El niño sólo se concentra en sus deseos, aunque no los tenga bien definidos. Al niño lo único que le importa es jugar, divertirse, que nadie lo moleste. Pero, ¿qué pasa cuando en el juego existe una molestia con los demás niños? Es muy común que el niño diga «ya no juego», se enoja y se retira. Los demás sólo se le quedan viendo sin entender qué pasó, porque por lo general el berrinche no da explicación del porqué. Eso mismo estamos viendo en estos casos de adultos que guardan silencio y no comparten su malestar, optando por «ya no jugar», irse y dejar que se les pase aquello que los molestó/ofendió/asustó.
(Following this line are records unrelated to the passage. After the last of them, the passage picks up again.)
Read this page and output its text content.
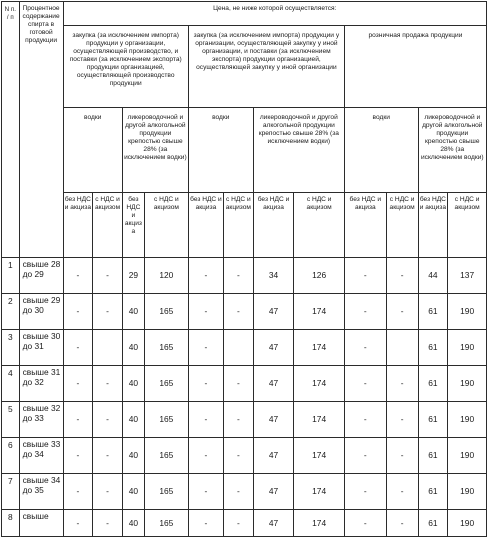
N п. / п	Процентное содержание спирта в готовой продукции	Цена, не ниже которой осуществляется:											
		закупка (за исключением импорта) продукции у организации, осуществляющей производство, и поставки (за исключением экспорта) продукции организацией, осуществляющей производство продукции				закупка (за исключением импорта) продукции у организации, осуществляющей закупку у иной организации, и поставки (за исключением экспорта) продукции организацией, осуществляющей закупку у иной организации				розничная продажа продукции			
		водки		ликероводочной и другой алкогольной продукции крепостью свыше 28% (за исключением водки)		водки		ликероводочной и другой алкогольной продукции крепостью свыше 28% (за исключением водки)		водки		ликероводочной и другой алкогольной продукции крепостью свыше 28% (за исключением водки)	
		без НДС и акциза	с НДС и акцизом	без НДС и акциза	с НДС и акцизом	без НДС и акциза	с НДС и акцизом	без НДС и акциза	с НДС и акцизом	без НДС и акциза	с НДС и акцизом	без НДС и акциза	с НДС и акцизом
1	свыше 28 до 29	-	-	29	120	-	-	34	126	-	-	44	137
2	свыше 29 до 30	-	-	40	165	-	-	47	174	-	-	61	190
3	свыше 30 до 31	-		40	165	-		47	174	-		61	190
4	свыше 31 до 32	-	-	40	165	-	-	47	174	-	-	61	190
5	свыше 32 до 33	-	-	40	165	-	-	47	174	-	-	61	190
6	свыше 33 до 34	-	-	40	165	-	-	47	174	-	-	61	190
7	свыше 34 до 35	-	-	40	165	-	-	47	174	-	-	61	190
8	свыше	-	-	40	165	-	-	47	174	-	-	61	190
Puede ser unas horas, unos días, un mes… pero pasa y vuelven. Lo llamativo resulta cuando en su retorno tampoco hay una explicación o una disculpa. ¿Por qué habría de haberla? Es decir, «yo sé por qué me fui, yo sé por qué regreso».
Actitudes que no evolucionan
Cuando los niños hacen este tipo de berrinches, el adulto por lo general se acerca para preguntarles qué ha pasado. Al menos así era en mis tiempos, porque hoy en día eso de «tipos de crianza» ha dado paso a muchos caminos que no dejan claridad de qué manera se involucran directamente los padres. En fin, no soy pedagogo, pero sí he llevado por un tiempo psicoanálisis infantil, y puedo decir desde mi experiencia que muchos padres nos traen a sus hijos para que nosotros averigüemos qué pasa con ellos, con el pretexto de «no sé qué le pasa, pero no sé qué hacer para que me lo diga». Las resistencias en la mente de los niños son para muchos muy complicadas, pero hay que tratar de abordarlos de tal manera que no se sientan presionados y que, al contrario, tengan la seguridad de tener un espacio donde puedan decir lo que sienten. Eso de no hacerse responsable es algo que se hereda al momento de la mímesis. Recordemos que los niños aprenden por lo que ven que los adultos hacen.
Ahora bien, pensemos un poco en aquella obra literaria, El tambor de hojalata (Die Blechtrommel, (1959) de Günter Grass. El protagonista del mismo, Oscar Matzerath, es un niño que a los 3 años de edad decide negarse a seguir creciendo, logrando que su mente se desarrolle como la de un adulto, pero conservando su cuerpo de infante y cómo es que terminó siendo recluido en el psiquiátrico a los 29 años. Por otro lado, pensemos ahora en James Matthew Barrie, célebre autor escocés de la obra de teatro Peter Pan y Wendy (1904), que como sabemos se trata de un niño que se niega a crecer también. La diferencia entre Oscar y Peter radica en que el primero sí «madura» (sea lo que entendamos por esto) a nivel mental, y el segundo se mantiene como niño «por nunca jamás». Esto permitió que en la década de los 80’s, el psicólogo estadounidense, Dan Kiley, planteara lo que se conoce como el Síndrome de Peter Pan, a partir de la observación de varios de sus pacientes y cómo estos se negaban a tomar las responsabilidades propias de los adultos. Ese miedo a crecer, muchos lo comentamos (y lidiamos con ello) a modo de broma cuando decimos que «nos estafaron y que queremos nuestra infancia de vuelta». Sea pues que las personas que en silencio se retiran, es perfectamente entendible que padezcan en cierta medida un temor inconsciente a la responsabilidad social y afectiva, prefiriendo huir por un tiempo, para regresar cuando sientan que ya pasó el «peligro» de hacerse responsables.